At some point, I thankfully passed out. And the next time I came to, I had a cannula in the back of my hand, but was still alone in my bloodstained bed, although thankfully in less pain. Those were the lowest days of my life. I had no idea what happened, what had been done to me. Dad appeared every now and then with food, water, and painkillers, but only when he could be bothered. All I could think was,why didn’t you just let me die?But I knew the answer. And I was proven right once I’d recovered. It was business as usual, as if they didn’t almost kill me.

Thankfully, there was never a repeat of that experience, but its side effects will live with me forever.

I didn’t find out the dire consequences of that horrific experience until I was with Mav and he had a decent doctor check me over. Then the true extent of what my body went through that night and in the following days was revealed.

Being with Mav gave me hope. It allowed me to think that I could have a future. That my life might be more than a slave to my father and his sick and twisted friends.

Even when I was locked up in Mav’s house, I’d never felt so free. It was incredible.

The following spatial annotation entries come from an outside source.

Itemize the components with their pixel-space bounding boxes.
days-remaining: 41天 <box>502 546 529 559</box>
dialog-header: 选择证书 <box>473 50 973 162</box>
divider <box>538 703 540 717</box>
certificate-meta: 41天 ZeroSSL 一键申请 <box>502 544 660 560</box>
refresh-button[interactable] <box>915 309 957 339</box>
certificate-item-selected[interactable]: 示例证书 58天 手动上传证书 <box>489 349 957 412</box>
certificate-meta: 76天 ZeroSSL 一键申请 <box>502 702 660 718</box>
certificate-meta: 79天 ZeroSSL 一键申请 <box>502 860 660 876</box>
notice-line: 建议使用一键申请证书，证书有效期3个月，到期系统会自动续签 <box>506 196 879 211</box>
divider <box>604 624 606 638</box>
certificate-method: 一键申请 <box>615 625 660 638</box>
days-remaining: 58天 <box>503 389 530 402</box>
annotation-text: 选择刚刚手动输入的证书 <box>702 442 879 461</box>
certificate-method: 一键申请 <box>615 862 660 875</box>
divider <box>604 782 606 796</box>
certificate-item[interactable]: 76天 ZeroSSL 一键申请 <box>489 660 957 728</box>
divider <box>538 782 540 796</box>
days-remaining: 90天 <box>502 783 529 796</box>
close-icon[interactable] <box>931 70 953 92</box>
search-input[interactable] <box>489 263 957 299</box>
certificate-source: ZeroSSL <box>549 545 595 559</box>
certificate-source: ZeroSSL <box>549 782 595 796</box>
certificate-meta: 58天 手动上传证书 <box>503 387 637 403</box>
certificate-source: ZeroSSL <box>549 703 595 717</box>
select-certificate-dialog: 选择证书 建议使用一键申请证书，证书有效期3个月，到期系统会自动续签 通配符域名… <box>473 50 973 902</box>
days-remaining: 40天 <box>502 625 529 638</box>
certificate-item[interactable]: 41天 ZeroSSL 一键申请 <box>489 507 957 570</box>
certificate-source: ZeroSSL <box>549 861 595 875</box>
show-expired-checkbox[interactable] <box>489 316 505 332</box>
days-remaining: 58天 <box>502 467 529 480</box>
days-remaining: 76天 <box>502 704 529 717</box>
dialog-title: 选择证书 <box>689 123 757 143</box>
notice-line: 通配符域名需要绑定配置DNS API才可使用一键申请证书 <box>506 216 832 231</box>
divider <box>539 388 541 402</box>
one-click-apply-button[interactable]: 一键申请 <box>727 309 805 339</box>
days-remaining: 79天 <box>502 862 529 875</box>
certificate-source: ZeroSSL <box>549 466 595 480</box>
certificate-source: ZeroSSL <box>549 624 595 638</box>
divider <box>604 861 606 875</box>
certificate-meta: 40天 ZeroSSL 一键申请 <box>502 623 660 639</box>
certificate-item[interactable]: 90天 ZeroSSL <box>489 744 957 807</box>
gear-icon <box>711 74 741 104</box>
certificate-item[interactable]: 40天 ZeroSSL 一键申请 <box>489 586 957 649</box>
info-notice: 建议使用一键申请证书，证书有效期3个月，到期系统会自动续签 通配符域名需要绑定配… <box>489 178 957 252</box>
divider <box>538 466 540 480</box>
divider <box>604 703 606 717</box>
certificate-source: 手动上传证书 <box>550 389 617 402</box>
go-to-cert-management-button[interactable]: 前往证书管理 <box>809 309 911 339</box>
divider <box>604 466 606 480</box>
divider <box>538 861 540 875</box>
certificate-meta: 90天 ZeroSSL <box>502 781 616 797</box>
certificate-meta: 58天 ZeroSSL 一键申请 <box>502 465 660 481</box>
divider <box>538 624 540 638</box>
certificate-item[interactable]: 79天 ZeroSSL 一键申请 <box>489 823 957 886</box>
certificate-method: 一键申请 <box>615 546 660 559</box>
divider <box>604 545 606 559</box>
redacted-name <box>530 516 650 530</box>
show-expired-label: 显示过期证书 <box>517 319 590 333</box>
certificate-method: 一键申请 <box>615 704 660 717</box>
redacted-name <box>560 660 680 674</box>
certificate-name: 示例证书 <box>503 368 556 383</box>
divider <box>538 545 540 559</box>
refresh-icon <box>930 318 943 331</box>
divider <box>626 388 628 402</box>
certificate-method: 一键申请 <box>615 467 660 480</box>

Which is why I know I should hate it down here. I’m locked in a single room with only a few basic necessities that JD supplied me with on his final visit last night.

I’d hoped he might spend the night with me. It was naïve and foolish of me to think things had really changed just because we had sex, he let me have a shower and some decent food.

But I couldn't help myself.

I’d felt a connection with him the first time he visited me, and every time since, it’s only grown. Our chemistry crackles like wildfire when we’re close. Or at least I think it does. Maybe it’s all one-sided and he’s just playing a very good game. After all, they seem to think I’m playing one too so why not, right?

But he said he believed me. That he’d do anything to prove it to Reid and get me out of here.

But what would my life outside of here even look like now? I’ve no doubt that Mav will pull me into his arms and hold me together like he’s always done.

I could go back home with him and continue with our lives as if this never happened.

But do I want that?

I know it’s stupid, but just thinking about walking away from JD, from all of this, feels wrong.